Do cpus really track that much about branches? I know JIT does but where does a cpu find the needed memory to store those counters - and them how does reading those not result in a different miss because the cpu can't speculate until it does the if prediction?

last time I checked a cpu documentation they had a simple rule that branches are always taken, that would be easy for the compiler to code order first. However I don't recall which CPU that was. Still this whole thing feels like a citation needed with me being suspicious it is false. CPU designers know this matters and sometimes compilers have information they don't that users care about: they document how it works. (This is the CPU not the instruction set)

nkurz 9 hours ago | parent | next [-]

Maybe I'm misinterpreting you, but I think you are vastly underestimating both the accuracy and benefit of branch prediction. Yes, CPU's track that much about branches. Your suspicion that this is false is misguided. Here's Dan Luu's 2017 overview: https://danluu.com/branch-prediction/.

monocasa 6 hours ago | parent | prev | next [-]

Modern cores can have more sram for branch prediction than they do for L1I$.

umanwizard 7 hours ago | parent | prev | next [-]

> last time I checked a cpu documentation they had a simple rule that branches are always taken, that would be easy for the compiler to code order first.

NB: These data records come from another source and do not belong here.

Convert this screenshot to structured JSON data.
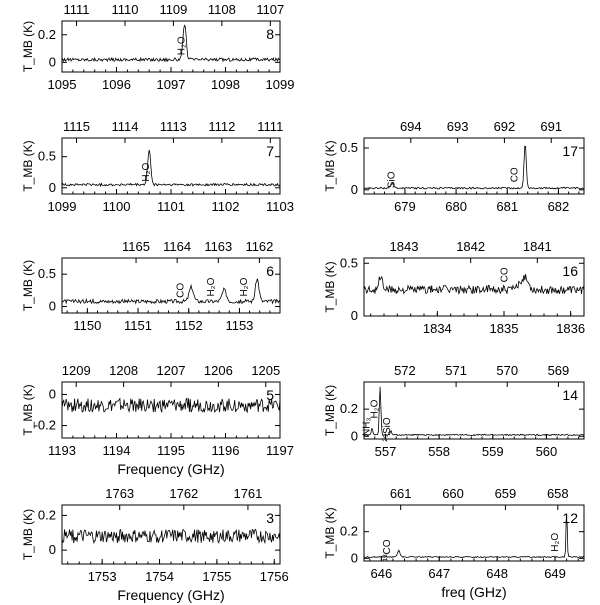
{
  "chart_data": [
    {
      "type": "line",
      "band": "8",
      "xlabel": "",
      "ylabel": "T_MB (K)",
      "x_range": [
        1095,
        1099
      ],
      "x_ticks": [
        "1095",
        "1096",
        "1097",
        "1098",
        "1099"
      ],
      "top_x_range": [
        1111.3,
        1106.8
      ],
      "top_ticks": [
        "1111",
        "1110",
        "1109",
        "1108",
        "1107"
      ],
      "y_range": [
        -0.07,
        0.3
      ],
      "y_ticks": [
        "0",
        "0.2"
      ],
      "baseline": 0.02,
      "noise": 0.012,
      "peaks": [
        {
          "x": 1097.25,
          "height": 0.26,
          "width": 0.04
        }
      ],
      "annotations": [
        {
          "text": "H₂O",
          "x": 1097.25,
          "y": 0.12
        }
      ]
    },
    {
      "type": "line",
      "band": "7",
      "xlabel": "",
      "ylabel": "T_MB (K)",
      "x_range": [
        1099,
        1103
      ],
      "x_ticks": [
        "1099",
        "1100",
        "1101",
        "1102",
        "1103"
      ],
      "top_x_range": [
        1115.3,
        1110.8
      ],
      "top_ticks": [
        "1115",
        "1114",
        "1113",
        "1112",
        "1111"
      ],
      "y_range": [
        -0.1,
        0.8
      ],
      "y_ticks": [
        "0",
        "0.5"
      ],
      "baseline": 0.05,
      "noise": 0.02,
      "peaks": [
        {
          "x": 1100.6,
          "height": 0.55,
          "width": 0.04
        }
      ],
      "annotations": [
        {
          "text": "H₂O",
          "x": 1100.6,
          "y": 0.25
        }
      ]
    },
    {
      "type": "line",
      "band": "6",
      "xlabel": "",
      "ylabel": "T_MB (K)",
      "x_range": [
        1149.5,
        1153.8
      ],
      "x_ticks": [
        "1150",
        "1151",
        "1152",
        "1153"
      ],
      "top_x_range": [
        1166.8,
        1161.5
      ],
      "top_ticks": [
        "1165",
        "1164",
        "1163",
        "1162"
      ],
      "y_range": [
        -0.1,
        0.75
      ],
      "y_ticks": [
        "0",
        "0.5"
      ],
      "baseline": 0.08,
      "noise": 0.03,
      "peaks": [
        {
          "x": 1152.05,
          "height": 0.22,
          "width": 0.06
        },
        {
          "x": 1152.7,
          "height": 0.18,
          "width": 0.06
        },
        {
          "x": 1153.35,
          "height": 0.35,
          "width": 0.05
        }
      ],
      "annotations": [
        {
          "text": "CO",
          "x": 1151.9,
          "y": 0.25
        },
        {
          "text": "H₂O",
          "x": 1152.5,
          "y": 0.3
        },
        {
          "text": "H₂O",
          "x": 1153.15,
          "y": 0.3
        }
      ]
    },
    {
      "type": "line",
      "band": "5",
      "xlabel": "Frequency (GHz)",
      "ylabel": "T_MB (K)",
      "x_range": [
        1193,
        1197
      ],
      "x_ticks": [
        "1193",
        "1194",
        "1195",
        "1196",
        "1197"
      ],
      "top_x_range": [
        1209.3,
        1204.7
      ],
      "top_ticks": [
        "1209",
        "1208",
        "1207",
        "1206",
        "1205"
      ],
      "y_range": [
        -0.28,
        0.08
      ],
      "y_ticks": [
        "-0.2",
        "0"
      ],
      "baseline": -0.07,
      "noise": 0.045,
      "peaks": [],
      "annotations": []
    },
    {
      "type": "line",
      "band": "3",
      "xlabel": "Frequency (GHz)",
      "ylabel": "T_MB (K)",
      "x_range": [
        1752.3,
        1756.1
      ],
      "x_ticks": [
        "1753",
        "1754",
        "1755",
        "1756"
      ],
      "top_x_range": [
        1763.9,
        1760.5
      ],
      "top_ticks": [
        "1763",
        "1762",
        "1761"
      ],
      "y_range": [
        -0.08,
        0.26
      ],
      "y_ticks": [
        "0",
        "0.2"
      ],
      "baseline": 0.08,
      "noise": 0.04,
      "peaks": [],
      "annotations": []
    },
    {
      "type": "line",
      "band": "17",
      "xlabel": "",
      "ylabel": "T_MB (K)",
      "x_range": [
        678.2,
        682.5
      ],
      "x_ticks": [
        "679",
        "680",
        "681",
        "682"
      ],
      "top_x_range": [
        695.0,
        690.3
      ],
      "top_ticks": [
        "694",
        "693",
        "692",
        "691"
      ],
      "y_range": [
        -0.05,
        0.62
      ],
      "y_ticks": [
        "0",
        "0.5"
      ],
      "baseline": 0.02,
      "noise": 0.01,
      "peaks": [
        {
          "x": 681.35,
          "height": 0.54,
          "width": 0.03
        },
        {
          "x": 678.75,
          "height": 0.05,
          "width": 0.05
        }
      ],
      "annotations": [
        {
          "text": "SiO",
          "x": 678.8,
          "y": 0.12
        },
        {
          "text": "CO",
          "x": 681.2,
          "y": 0.18
        }
      ]
    },
    {
      "type": "line",
      "band": "16",
      "xlabel": "",
      "ylabel": "T_MB (K)",
      "x_range": [
        1832.9,
        1836.2
      ],
      "x_ticks": [
        "1834",
        "1835",
        "1836"
      ],
      "top_x_range": [
        1843.6,
        1840.3
      ],
      "top_ticks": [
        "1843",
        "1842",
        "1841"
      ],
      "y_range": [
        0,
        0.55
      ],
      "y_ticks": [
        "0",
        "0.5"
      ],
      "baseline": 0.25,
      "noise": 0.04,
      "peaks": [
        {
          "x": 1833.15,
          "height": 0.12,
          "width": 0.04
        },
        {
          "x": 1835.3,
          "height": 0.12,
          "width": 0.08
        }
      ],
      "annotations": [
        {
          "text": "CO",
          "x": 1835.05,
          "y": 0.39
        }
      ]
    },
    {
      "type": "line",
      "band": "14",
      "xlabel": "",
      "ylabel": "T_MB (K)",
      "x_range": [
        556.6,
        560.7
      ],
      "x_ticks": [
        "557",
        "558",
        "559",
        "560"
      ],
      "top_x_range": [
        572.8,
        568.5
      ],
      "top_ticks": [
        "572",
        "571",
        "570",
        "569"
      ],
      "y_range": [
        -0.02,
        0.4
      ],
      "y_ticks": [
        "0",
        "0.2"
      ],
      "baseline": 0.01,
      "noise": 0.005,
      "peaks": [
        {
          "x": 556.9,
          "height": 0.36,
          "width": 0.02
        },
        {
          "x": 556.75,
          "height": 0.05,
          "width": 0.02
        },
        {
          "x": 557.1,
          "height": 0.03,
          "width": 0.02
        }
      ],
      "annotations": [
        {
          "text": "NH₃",
          "x": 556.7,
          "y": 0.07
        },
        {
          "text": "H₂O",
          "x": 556.85,
          "y": 0.2
        },
        {
          "text": "²⁹SiO",
          "x": 557.08,
          "y": 0.05
        }
      ]
    },
    {
      "type": "line",
      "band": "12",
      "xlabel": "freq (GHz)",
      "ylabel": "T_MB (K)",
      "x_range": [
        645.7,
        649.5
      ],
      "x_ticks": [
        "646",
        "647",
        "648",
        "649"
      ],
      "top_x_range": [
        661.7,
        657.5
      ],
      "top_ticks": [
        "661",
        "660",
        "659",
        "658"
      ],
      "y_range": [
        -0.02,
        0.4
      ],
      "y_ticks": [
        "0",
        "0.2"
      ],
      "baseline": 0.01,
      "noise": 0.004,
      "peaks": [
        {
          "x": 646.3,
          "height": 0.05,
          "width": 0.03
        },
        {
          "x": 649.2,
          "height": 0.34,
          "width": 0.015
        }
      ],
      "annotations": [
        {
          "text": "¹³CO",
          "x": 646.15,
          "y": 0.06
        },
        {
          "text": "H₂O",
          "x": 649.05,
          "y": 0.12
        }
      ]
    }
  ]
}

Was that in the 80s? Modern performant CPUs all use dynamic branch prediction.

I’m not really sure I understand the “where does it get the memory” point. Yes, this requires some amount of memory per tracked branch. This memory is hardwired into the CPU, just like all the other memory a CPU needs to do its job (registers, L1 cache, TLB, various in-flight instruction state, etc.)

bluGill 7 hours ago | parent [-]

over the 15 million lines of code I maintain there are a lot of branches. the cpu can track the most common ones but as soon as the code spills out of cache where does that memory come from?

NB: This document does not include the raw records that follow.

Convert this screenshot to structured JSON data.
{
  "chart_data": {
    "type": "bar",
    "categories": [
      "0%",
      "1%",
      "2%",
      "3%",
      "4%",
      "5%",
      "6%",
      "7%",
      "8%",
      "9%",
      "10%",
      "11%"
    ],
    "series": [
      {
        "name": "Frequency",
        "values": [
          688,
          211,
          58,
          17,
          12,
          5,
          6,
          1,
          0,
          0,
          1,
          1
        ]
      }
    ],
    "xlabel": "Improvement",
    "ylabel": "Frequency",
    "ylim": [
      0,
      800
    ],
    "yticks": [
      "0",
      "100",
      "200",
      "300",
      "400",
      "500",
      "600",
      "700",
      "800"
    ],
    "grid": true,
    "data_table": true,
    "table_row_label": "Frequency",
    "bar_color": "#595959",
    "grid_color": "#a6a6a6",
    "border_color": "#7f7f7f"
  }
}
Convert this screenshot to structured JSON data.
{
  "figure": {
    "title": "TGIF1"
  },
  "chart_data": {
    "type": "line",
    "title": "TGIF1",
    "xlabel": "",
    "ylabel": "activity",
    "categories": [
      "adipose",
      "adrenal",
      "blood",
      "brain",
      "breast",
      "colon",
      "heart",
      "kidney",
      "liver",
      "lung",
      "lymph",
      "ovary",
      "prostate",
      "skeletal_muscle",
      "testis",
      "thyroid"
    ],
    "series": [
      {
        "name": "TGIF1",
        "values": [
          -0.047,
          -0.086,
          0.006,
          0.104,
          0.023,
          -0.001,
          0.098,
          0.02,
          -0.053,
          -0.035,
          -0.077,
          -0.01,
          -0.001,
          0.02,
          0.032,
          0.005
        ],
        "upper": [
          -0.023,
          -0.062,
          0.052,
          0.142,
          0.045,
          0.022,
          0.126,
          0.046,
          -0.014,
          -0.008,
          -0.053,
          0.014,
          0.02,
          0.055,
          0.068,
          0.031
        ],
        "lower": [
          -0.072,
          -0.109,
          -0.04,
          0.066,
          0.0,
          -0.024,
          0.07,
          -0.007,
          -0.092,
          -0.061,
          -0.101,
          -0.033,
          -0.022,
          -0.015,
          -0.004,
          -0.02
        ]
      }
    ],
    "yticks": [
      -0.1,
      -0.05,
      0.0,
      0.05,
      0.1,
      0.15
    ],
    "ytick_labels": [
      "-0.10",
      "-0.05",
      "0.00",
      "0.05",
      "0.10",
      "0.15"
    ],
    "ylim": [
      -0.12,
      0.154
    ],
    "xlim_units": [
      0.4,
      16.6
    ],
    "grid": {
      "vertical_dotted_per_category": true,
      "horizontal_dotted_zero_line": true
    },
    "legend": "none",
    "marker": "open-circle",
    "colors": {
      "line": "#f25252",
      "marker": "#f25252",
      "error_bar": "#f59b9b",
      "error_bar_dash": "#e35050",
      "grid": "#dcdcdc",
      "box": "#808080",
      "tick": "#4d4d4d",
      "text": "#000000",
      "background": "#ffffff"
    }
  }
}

umanwizard 7 hours ago | parent [-]

It doesn’t track all of them, it’s a cache. The ones that were hit long enough ago get evicted, and then if you ever hit them again the processor will indeed have to fall back to a naive static prediction strategy with a high miss probability.

bluGill 32 minutes ago | parent [-]

Thanks, that makes sense now

kronks 5 hours ago | parent | prev [-]

All of the side channel attacks for CPUs has been from in depth use of branch prediction techniques that make up a significant part of every modern processor’s performance. It’s one of the main things we can do aside from just clocking them higher.